Al teniente coronel John McCrae se le partió el alma en dos cuando recibió la amarga noticia de que su amigo y exalumno de la academia militar, Alexis Helmer, había caído en el frente de Ypres, en las praderas sembradas de trincheras del oeste de Flandes. Era el 2 de mayo de 1915. La Primera Guerra Mundial no había hecho más que estallar y aún quedarían tres duros y larguísimos años hasta la firma del armisticio. McCrae, a cargo de un hospital de campaña, afrontó con entereza la pérdida de su joven colega. Se dice que fue la tarde del día en el que habían enterrado el cuerpo de Helmer. McCrae, recogido en sí mismo y reflexionando sobre lo que aún estaba por llegar, se sentó en un momento de descanso frente a la campiña que hacía las veces de improvisado cementerio de guerra. Fue allí, observando la monotonía del paisaje que ofrecían las cruces erigidas en memoria de muchos de sus compañeros y amigos, donde observó como la explosiva primavera ofrecía un inoportuno guiño a lo terrible de la situación bélica. Entre aquellas cruces, desafiando al tétrico panorama, asomaban unas manchitas rojas salpicando el verde del prado. Eran amapolas. Inocentes amapolas. Ajenas al drama bélico, las delicadas flores salpicaban de pequeñas gotas rojas hasta allá donde alcanzaba la vista del teniente coronel. No eran pétalos, eran las gotas de la sangre derramada en los campos de Flandes. Así lo entendió McCrae y así lo plasmó en apenas quince versos.
Quince versos que hoy, casi un siglo después de haber sido escritos, siguen contando con una vigencia plena. No es tanto por su nivel literario, sin duda discutible, sino por su valor simbólico. Las amapolas a las que hacía referencia McCrae en su desesperado poema pasaron a convertirse en el símbolo del Remembrance Day (El día del recuerdo), día en el que se recuerda, en los países miembros de la Commonwealth, a todos los caídos en el frente de batalla desde aquella Primera Guerra Mundial. Y tal fecha coincide con el 11 de noviembre. El mismo día en el que, hace hoy 93 años, se firmó el armisticio que ponía fin al primer gran conflicto armado del siglo XX.
Convertida en todo un símbolo social en Inglaterra, el fútbol no es ajeno a la imagen de la pequeña amapola de fieltro o papel en la solapa. Lo habrán podido ver en las últimas jornadas de la Premier League. Lo que empezó siendo una costumbre entre algunos entrenadores y cuerpos técnicos ha acabado extendiéndose a los terrenos de juego desde hace un par de temporadas. Raro es el club que no ha lucido la poppy (amapola) en sus camisetas.

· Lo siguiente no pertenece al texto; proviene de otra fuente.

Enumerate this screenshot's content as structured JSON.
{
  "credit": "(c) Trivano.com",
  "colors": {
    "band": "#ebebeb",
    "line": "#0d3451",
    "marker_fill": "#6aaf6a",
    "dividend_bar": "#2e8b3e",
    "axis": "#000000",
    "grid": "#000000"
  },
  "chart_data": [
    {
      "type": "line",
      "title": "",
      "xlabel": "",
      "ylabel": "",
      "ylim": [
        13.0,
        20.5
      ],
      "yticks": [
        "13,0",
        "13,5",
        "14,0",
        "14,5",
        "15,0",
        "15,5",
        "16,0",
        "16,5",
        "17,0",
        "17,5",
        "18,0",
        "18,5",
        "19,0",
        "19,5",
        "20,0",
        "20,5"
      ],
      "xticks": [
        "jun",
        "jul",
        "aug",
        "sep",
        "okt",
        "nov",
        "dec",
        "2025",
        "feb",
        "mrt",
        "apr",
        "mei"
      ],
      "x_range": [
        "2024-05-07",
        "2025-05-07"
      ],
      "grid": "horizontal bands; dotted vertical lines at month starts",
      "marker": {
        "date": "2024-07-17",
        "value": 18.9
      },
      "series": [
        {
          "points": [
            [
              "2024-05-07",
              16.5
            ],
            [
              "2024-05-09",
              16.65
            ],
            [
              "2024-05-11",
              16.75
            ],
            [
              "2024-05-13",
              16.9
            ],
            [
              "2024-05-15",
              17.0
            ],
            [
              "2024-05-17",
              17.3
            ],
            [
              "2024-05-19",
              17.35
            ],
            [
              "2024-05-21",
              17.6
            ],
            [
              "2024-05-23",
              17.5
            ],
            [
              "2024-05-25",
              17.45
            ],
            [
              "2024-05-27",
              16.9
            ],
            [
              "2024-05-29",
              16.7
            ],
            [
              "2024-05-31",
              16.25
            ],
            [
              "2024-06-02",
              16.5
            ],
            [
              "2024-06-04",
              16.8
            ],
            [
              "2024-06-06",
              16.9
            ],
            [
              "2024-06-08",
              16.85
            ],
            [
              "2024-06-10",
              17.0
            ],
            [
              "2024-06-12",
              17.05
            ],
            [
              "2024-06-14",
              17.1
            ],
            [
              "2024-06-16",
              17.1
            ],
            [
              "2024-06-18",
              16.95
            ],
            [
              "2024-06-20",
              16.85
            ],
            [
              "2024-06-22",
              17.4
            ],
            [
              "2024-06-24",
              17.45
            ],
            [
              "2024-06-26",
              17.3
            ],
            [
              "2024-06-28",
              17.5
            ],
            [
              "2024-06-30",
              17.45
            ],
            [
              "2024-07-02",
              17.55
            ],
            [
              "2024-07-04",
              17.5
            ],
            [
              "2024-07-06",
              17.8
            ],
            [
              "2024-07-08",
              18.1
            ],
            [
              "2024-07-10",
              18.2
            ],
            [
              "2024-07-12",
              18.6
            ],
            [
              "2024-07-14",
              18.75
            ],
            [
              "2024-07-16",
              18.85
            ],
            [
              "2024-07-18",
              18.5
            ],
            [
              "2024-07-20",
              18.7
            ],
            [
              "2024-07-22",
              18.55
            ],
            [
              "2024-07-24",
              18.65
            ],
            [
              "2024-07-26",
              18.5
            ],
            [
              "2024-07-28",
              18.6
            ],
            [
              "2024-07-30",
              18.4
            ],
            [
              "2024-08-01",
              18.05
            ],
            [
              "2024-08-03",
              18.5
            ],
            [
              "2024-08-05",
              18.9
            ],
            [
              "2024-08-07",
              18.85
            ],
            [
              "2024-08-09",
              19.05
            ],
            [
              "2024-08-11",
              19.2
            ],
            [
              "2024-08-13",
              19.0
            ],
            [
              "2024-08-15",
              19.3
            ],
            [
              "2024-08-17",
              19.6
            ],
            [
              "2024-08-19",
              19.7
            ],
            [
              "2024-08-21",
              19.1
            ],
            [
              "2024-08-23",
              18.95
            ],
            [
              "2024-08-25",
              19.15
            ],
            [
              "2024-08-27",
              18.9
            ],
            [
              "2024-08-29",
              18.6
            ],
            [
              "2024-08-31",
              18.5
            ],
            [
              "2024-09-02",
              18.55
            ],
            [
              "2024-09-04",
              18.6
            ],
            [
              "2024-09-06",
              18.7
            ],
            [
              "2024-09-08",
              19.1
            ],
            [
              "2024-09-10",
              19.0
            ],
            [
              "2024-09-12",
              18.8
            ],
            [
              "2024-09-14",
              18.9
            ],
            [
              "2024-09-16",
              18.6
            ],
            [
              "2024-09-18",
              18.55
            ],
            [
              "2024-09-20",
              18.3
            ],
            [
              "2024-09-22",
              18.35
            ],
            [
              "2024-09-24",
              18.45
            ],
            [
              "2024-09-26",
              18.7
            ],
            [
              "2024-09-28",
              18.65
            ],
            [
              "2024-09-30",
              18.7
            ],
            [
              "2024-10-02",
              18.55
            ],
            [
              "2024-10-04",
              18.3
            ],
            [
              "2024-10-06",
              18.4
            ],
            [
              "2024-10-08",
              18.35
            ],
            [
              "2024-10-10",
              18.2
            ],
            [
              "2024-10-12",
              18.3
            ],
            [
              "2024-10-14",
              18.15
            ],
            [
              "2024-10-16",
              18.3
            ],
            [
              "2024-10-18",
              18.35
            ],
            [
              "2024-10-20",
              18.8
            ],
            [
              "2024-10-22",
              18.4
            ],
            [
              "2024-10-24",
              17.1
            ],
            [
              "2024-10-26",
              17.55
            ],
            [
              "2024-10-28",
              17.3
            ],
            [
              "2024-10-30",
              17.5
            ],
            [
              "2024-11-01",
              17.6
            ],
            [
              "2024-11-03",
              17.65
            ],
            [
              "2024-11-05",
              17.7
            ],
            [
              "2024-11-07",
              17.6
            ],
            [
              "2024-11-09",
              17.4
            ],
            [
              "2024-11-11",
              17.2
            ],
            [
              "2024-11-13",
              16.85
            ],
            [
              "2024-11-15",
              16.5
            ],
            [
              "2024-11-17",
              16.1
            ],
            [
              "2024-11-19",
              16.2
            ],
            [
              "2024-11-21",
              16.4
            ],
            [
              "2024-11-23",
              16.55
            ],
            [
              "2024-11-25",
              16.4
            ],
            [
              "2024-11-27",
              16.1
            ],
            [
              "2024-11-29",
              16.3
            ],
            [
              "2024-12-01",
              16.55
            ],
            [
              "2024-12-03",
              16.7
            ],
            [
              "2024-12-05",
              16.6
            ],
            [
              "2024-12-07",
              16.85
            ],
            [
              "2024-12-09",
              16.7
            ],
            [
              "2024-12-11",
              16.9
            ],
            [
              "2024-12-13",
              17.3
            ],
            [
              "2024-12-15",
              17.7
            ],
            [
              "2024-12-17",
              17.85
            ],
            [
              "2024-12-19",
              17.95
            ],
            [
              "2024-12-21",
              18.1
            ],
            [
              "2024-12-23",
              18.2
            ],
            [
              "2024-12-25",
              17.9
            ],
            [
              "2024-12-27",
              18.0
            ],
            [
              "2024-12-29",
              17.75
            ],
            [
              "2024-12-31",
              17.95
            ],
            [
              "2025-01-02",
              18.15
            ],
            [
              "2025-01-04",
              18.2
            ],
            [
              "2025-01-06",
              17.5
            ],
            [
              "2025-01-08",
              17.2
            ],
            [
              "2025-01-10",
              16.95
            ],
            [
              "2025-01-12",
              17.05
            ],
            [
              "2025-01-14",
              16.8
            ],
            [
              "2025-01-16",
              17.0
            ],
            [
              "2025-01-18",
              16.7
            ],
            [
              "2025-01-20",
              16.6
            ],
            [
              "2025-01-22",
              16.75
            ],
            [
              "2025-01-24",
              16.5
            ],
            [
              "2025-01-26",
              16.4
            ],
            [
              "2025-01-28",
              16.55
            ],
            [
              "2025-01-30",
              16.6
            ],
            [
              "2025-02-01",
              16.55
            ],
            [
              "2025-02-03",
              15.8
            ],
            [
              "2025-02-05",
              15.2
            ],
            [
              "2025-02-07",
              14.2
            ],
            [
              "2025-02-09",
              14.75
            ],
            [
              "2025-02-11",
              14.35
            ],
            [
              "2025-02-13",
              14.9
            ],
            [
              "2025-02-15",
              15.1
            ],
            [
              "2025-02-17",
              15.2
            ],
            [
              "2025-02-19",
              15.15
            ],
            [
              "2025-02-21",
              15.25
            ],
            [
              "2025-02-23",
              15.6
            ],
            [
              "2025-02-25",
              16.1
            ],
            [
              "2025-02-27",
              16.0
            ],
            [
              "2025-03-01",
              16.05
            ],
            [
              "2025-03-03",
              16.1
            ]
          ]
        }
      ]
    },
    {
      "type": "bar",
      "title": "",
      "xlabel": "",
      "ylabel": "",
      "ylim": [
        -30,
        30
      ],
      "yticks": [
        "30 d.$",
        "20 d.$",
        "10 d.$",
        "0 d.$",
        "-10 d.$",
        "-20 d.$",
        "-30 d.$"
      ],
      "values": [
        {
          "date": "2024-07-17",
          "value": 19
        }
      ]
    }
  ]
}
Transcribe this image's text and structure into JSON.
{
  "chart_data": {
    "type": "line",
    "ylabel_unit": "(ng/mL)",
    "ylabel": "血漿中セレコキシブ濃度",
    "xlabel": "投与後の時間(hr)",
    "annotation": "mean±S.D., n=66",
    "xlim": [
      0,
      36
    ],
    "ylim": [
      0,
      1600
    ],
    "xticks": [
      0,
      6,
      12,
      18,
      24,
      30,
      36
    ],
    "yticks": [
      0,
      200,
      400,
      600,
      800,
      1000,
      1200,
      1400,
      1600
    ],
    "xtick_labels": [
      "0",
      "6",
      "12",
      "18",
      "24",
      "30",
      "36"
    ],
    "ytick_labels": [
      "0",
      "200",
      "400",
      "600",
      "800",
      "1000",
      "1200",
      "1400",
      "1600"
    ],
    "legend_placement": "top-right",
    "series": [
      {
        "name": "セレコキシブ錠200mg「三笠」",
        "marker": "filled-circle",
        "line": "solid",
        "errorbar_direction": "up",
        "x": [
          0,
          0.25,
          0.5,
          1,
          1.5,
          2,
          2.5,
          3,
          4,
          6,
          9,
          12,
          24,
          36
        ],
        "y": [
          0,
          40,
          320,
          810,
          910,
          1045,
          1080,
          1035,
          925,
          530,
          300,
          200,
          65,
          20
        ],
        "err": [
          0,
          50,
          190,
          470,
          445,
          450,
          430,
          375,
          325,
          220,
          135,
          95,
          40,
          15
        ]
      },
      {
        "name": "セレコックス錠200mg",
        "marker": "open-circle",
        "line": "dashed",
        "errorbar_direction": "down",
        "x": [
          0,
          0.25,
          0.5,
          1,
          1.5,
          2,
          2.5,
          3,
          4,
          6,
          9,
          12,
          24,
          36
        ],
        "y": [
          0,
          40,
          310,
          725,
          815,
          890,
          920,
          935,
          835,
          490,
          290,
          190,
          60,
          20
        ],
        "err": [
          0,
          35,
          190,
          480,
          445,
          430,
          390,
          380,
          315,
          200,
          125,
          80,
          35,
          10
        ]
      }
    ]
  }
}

Nadie ha querido quedarse al margen de una celebración que entronca directamente con lo que muchos han querido ver como la lucha de sus antepasados por la defensa de los derechos y las libertades. Es el respeto por el honor de los que dieron su vida en la defensa, equivocada o no, de un país. Algo con fortísimo arraigo en los países anglosajones pero que en una España con un concepto de identidad nacional no tan bien definido no termina de ser visto de la misma manera.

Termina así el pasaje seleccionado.